Sampailah kami di bendera yang ditancapkan di puncak G.Ajuno 3339 Mdpl, terukir senyum dari semua peserta pagi itu, kami saling mengucapkan selamat, kami sangat lega, sangat bahagia, terharu, inlah puncak Arjuno 3339 Mdpl teman-teman, dengan kilauan cahaya keemasan pagi wajah kami bersinar, kami menatap sang surya di ketinggian ini, kami menjemputnya, Suwun lagi Tuhan atas kesempatan ini.



Lautan awan menghampar luas, coba awan itu bisa kami titi, sudah pasti kami lompat-lompat disana, Diarah timur itu, terlihat Sang Mahameru masih gagah berdiri, dan masih berselimut awan, diarah utara kami melihat putri tidur yang anggun dan cantik itu sedang berselimut awan, wow bisa kalian bayangkan betapa sangat hmmm sekali ciptaan Tuhan.


Patilah kami sibuk dengan berfoto, senyum, ah dengan gaya masing-masih kami sibuk dengan berfoto-berfoto,berfoto, ada yang gaya lompat, ada yang gaya bersalaman, ada yang gaya menulis nama di tangan, ada yang hormat bendera, wes pokoke lengkap.

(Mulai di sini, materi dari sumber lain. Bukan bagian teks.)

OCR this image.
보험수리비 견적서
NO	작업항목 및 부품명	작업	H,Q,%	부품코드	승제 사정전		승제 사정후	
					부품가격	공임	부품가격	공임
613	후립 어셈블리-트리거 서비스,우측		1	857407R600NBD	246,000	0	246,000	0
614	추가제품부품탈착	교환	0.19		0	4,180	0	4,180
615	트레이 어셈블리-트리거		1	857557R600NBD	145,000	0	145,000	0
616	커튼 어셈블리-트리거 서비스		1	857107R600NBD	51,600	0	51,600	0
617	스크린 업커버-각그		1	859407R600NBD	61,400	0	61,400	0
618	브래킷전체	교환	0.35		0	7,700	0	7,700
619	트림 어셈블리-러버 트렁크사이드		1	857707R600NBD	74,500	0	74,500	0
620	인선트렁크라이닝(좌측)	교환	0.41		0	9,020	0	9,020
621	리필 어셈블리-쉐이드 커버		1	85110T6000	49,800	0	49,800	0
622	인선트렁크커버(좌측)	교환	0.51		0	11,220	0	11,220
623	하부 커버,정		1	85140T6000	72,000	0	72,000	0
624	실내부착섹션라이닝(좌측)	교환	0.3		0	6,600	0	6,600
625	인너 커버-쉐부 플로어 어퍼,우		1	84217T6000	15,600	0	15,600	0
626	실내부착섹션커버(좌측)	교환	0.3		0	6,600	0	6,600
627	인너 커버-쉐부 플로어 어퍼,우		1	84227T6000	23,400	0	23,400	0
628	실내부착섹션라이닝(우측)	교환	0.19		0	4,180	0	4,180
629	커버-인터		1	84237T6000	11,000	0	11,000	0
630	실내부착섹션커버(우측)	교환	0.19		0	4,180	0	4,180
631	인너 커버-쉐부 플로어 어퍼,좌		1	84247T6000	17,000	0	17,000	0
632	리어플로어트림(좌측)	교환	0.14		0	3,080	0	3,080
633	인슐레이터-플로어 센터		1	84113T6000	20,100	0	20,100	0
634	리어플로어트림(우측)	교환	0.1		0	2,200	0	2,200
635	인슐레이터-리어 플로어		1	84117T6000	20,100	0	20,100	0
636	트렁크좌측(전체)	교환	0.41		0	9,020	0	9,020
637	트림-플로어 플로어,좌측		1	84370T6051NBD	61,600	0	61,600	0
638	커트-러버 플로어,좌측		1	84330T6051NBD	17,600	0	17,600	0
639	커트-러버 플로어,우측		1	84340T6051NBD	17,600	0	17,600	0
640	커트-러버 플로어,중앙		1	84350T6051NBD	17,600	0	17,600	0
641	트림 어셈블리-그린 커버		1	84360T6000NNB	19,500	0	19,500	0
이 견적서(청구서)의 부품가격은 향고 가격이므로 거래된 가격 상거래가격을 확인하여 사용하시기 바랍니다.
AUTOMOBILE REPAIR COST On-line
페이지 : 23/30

Rasanya belum lengkap kalau belum berfoto duduk di batu tepian turang, waktu itu Biga duluan, setelah Biga Juna, dan giliran saya akan menapaki batu tepian itu, ada yang tau apa yang selanjutnya terjadi? di suhu yang dingin biasanya yang punya linu-linu kumat, seperti sakit gigi, engkel, bekas cidera, dan bekas cidera saya kumat, heuheuheu

Bebatuan ini sangat indah meskipun minus watu ogal-agilnya Arjuno, menjadi saksi bisu saat saya duduk kesakitan menyandar pada Juna, dan pada saat itu memang hanya ada Juna dan cak Eko, peserta yang lain berfoto jauh dari kami, sedangkan Biga sudah melipir setelah berfoto disini, cak Eko sudah siap menjepret saya dari bawah, tapi karena cak Eko gak ngerti ada apa dengan saya, cak Eko masih di angle-nya menunggu saya berdiri.


Juna: Dee, kenapa Dee?
Saya: Tolong pengangin tanganku Jun
Juna: kenapa tanganmu? (nada panik at the disco)

Setelah itu saya sudah gak bisa berkata-kata lagi, tapi sedikit meraung seperti kidang yang gak bisa meraung seperti srigala, saya menyandar pada Juna, menikamti linu yang luar biasa, sulit bernafas, lalu diam. cak Eko yang menungguku berpose akhirnya bertanya 'kenopo? kenopo?', saya dan Juna sama-sama diam, cak Eko menghampiri kami, saya minta tolong cak Eko memegangi tangan saya sekuat-kuatnya, lalu Mb.Anik datang 'kenopo Mol?'

Juna: Mbak tolong ambilkan air mbak, aku mual, awakku adem panas

Setelah Mb.Anik sudah mengambil air, saya masih menyandar pada Juna, eh Juna pingsan, yoopo iki? sing loro sopo sing pingsan sopo, lalu cak Eko yang memegangi tanganku malah ketambahan tugas memegangi Juna, kasihan cak Eko, kami berempat diam saja, tanpa ngapa-ngapain, saya masih kesakitan, Juna masih pingsan, tapi saya bilang ke cak Eko 'wes cak tanganku wes waras, sampean sadarno Juna sik ae'.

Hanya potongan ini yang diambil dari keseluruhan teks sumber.